The Ontario NDP is considering a fresh complaint to the province’s integrity commissioner after the Progressive Conservative Party directed government ministers to hold a series of fundraisers in order to boost its coffers ahead of a possible early election.
On Monday, Global News revealed that the chair of the Ontario PC Party fund sent an email addressed to “cabinet ministers” in September asking them to ramp up fundraising towards the end of the year.
“We need your help in organizing a minimum of 2 – 5 fundraisers each by the end of the year,” Tony Miele said in the email. “These events can be small breakfast events, lunch events or larger reception style dinner events.”
The premier’s office insisted that the email, which was sent to chiefs of staff in the Ford government, was sent in error and that the party immediately sent a recall notice.
At Queen’s Park, however, the Progressive Conservatives saw their own historic criticism thrown back at them. Quotes from a similar controversy, when the PCs were in opposition, were dug out and read to the government benches.
In 2016, the former Liberal government faced a scandal after cabinet ministers were given specific fundraising goals, leading to claims that the Liberals were raising money off of stakeholders who were also vying for favorable cabinet decisions.

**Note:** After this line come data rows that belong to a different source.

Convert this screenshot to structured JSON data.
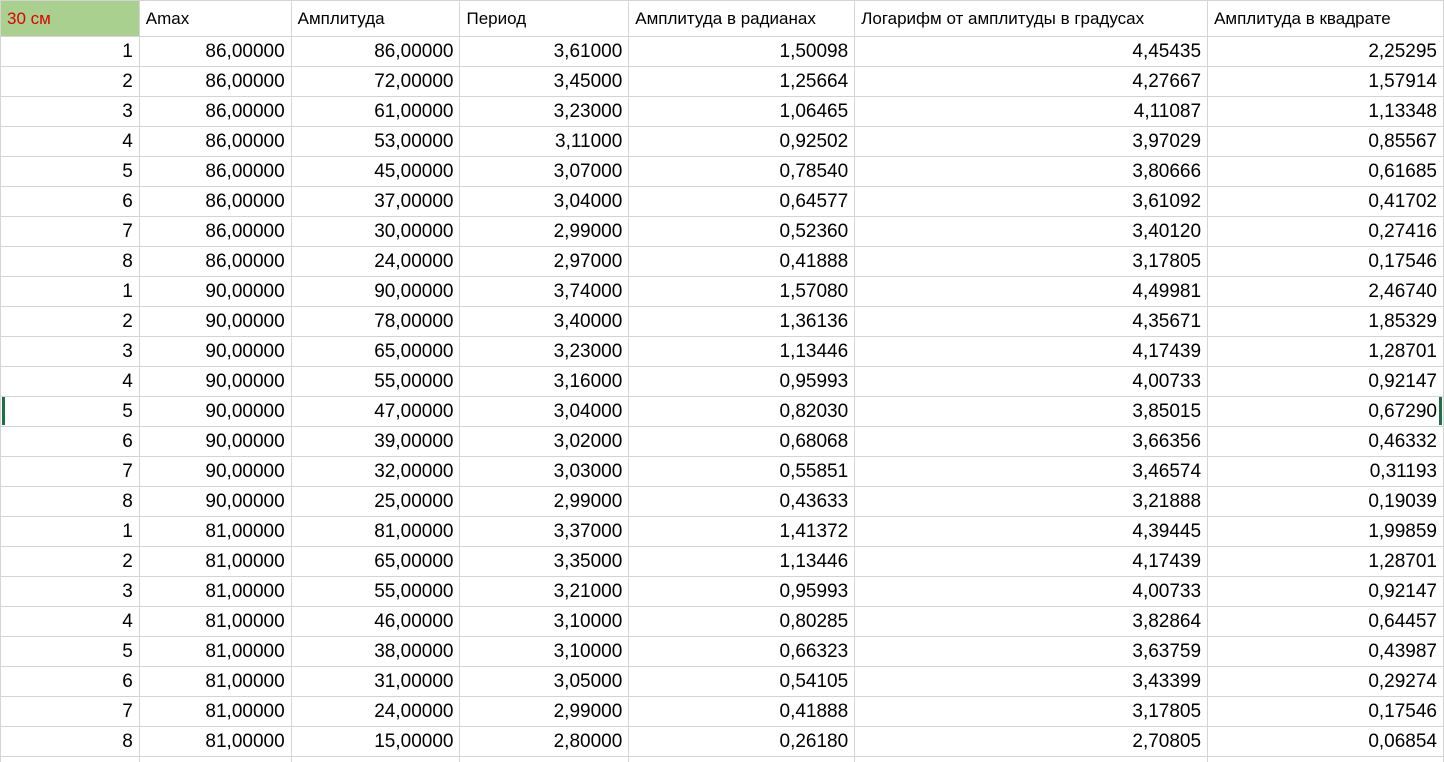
{
  "header": [
    "30 см",
    "Amax",
    "Амплитуда",
    "Период",
    "Амплитуда в радианах",
    "Логарифм от амплитуды в градусах",
    "Амплитуда в квадрате"
  ],
  "rows": [
    [
      "1",
      "86,00000",
      "86,00000",
      "3,61000",
      "1,50098",
      "4,45435",
      "2,25295"
    ],
    [
      "2",
      "86,00000",
      "72,00000",
      "3,45000",
      "1,25664",
      "4,27667",
      "1,57914"
    ],
    [
      "3",
      "86,00000",
      "61,00000",
      "3,23000",
      "1,06465",
      "4,11087",
      "1,13348"
    ],
    [
      "4",
      "86,00000",
      "53,00000",
      "3,11000",
      "0,92502",
      "3,97029",
      "0,85567"
    ],
    [
      "5",
      "86,00000",
      "45,00000",
      "3,07000",
      "0,78540",
      "3,80666",
      "0,61685"
    ],
    [
      "6",
      "86,00000",
      "37,00000",
      "3,04000",
      "0,64577",
      "3,61092",
      "0,41702"
    ],
    [
      "7",
      "86,00000",
      "30,00000",
      "2,99000",
      "0,52360",
      "3,40120",
      "0,27416"
    ],
    [
      "8",
      "86,00000",
      "24,00000",
      "2,97000",
      "0,41888",
      "3,17805",
      "0,17546"
    ],
    [
      "1",
      "90,00000",
      "90,00000",
      "3,74000",
      "1,57080",
      "4,49981",
      "2,46740"
    ],
    [
      "2",
      "90,00000",
      "78,00000",
      "3,40000",
      "1,36136",
      "4,35671",
      "1,85329"
    ],
    [
      "3",
      "90,00000",
      "65,00000",
      "3,23000",
      "1,13446",
      "4,17439",
      "1,28701"
    ],
    [
      "4",
      "90,00000",
      "55,00000",
      "3,16000",
      "0,95993",
      "4,00733",
      "0,92147"
    ],
    [
      "5",
      "90,00000",
      "47,00000",
      "3,04000",
      "0,82030",
      "3,85015",
      "0,67290"
    ],
    [
      "6",
      "90,00000",
      "39,00000",
      "3,02000",
      "0,68068",
      "3,66356",
      "0,46332"
    ],
    [
      "7",
      "90,00000",
      "32,00000",
      "3,03000",
      "0,55851",
      "3,46574",
      "0,31193"
    ],
    [
      "8",
      "90,00000",
      "25,00000",
      "2,99000",
      "0,43633",
      "3,21888",
      "0,19039"
    ],
    [
      "1",
      "81,00000",
      "81,00000",
      "3,37000",
      "1,41372",
      "4,39445",
      "1,99859"
    ],
    [
      "2",
      "81,00000",
      "65,00000",
      "3,35000",
      "1,13446",
      "4,17439",
      "1,28701"
    ],
    [
      "3",
      "81,00000",
      "55,00000",
      "3,21000",
      "0,95993",
      "4,00733",
      "0,92147"
    ],
    [
      "4",
      "81,00000",
      "46,00000",
      "3,10000",
      "0,80285",
      "3,82864",
      "0,64457"
    ],
    [
      "5",
      "81,00000",
      "38,00000",
      "3,10000",
      "0,66323",
      "3,63759",
      "0,43987"
    ],
    [
      "6",
      "81,00000",
      "31,00000",
      "3,05000",
      "0,54105",
      "3,43399",
      "0,29274"
    ],
    [
      "7",
      "81,00000",
      "24,00000",
      "2,99000",
      "0,41888",
      "3,17805",
      "0,17546"
    ],
    [
      "8",
      "81,00000",
      "15,00000",
      "2,80000",
      "0,26180",
      "2,70805",
      "0,06854"
    ],
    [
      "",
      "",
      "",
      "",
      "",
      "",
      ""
    ]
  ],
  "colors": {
    "corner_bg": "#a9d08e",
    "corner_text": "#e00000",
    "grid": "#d4d4d4",
    "selection": "#1e7145"
  }
}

“Everyone remembers the Liberal-era cash-for-assess regime …conservatives had a lot to say about that, at that time,” said NDP MPP Terrence Kernaghan.
Kernaghan then reached into the Queen’s Park archives to ask the Ford government the same questions the PC Party had posed to Liberals in 2016.
“Do they believe that it is appropriate for a minister of the crown to raise large sums of money from stakeholders bidding on projects that are worth hundreds of millions of dollars where (the minister) has the power to give the thumbs up or thumbs down,” Kernaghan asked.
Attorney General Doug Downey denied the allegations, even though the premier’s office confirmed the email.
“We do not have targets, we have not been given targets and we are not following targets,” Downey said.
Downey said it “mistake” the email had ever been sent and that he, himself, had not seen it.
Other ministers, however, appear to have received the memo.
According to the PC Party’s website, several ministers are set to hold fundraising dinners in November asking donors for anywhere between $250 to $1,500 per person.
The NDP said it wants to put the incident on the integrity commissioner’s radar “to make sure he’s aware” and said NDP Leader Marit Stiles said she would follow up to offer a formal submission if the integrity commissioner suggested it was necessary.
Stiles said the email represented a “cash-for-access” scheme.
“As a cabinet minister, they’re not supposed to use your connections and the power that you have as leverage to fundraise,” said Stiles. “It’s basic integrity.”
Neither the Liberals nor the NDP explicitly said they would introduce laws to ban the practice if they formed government.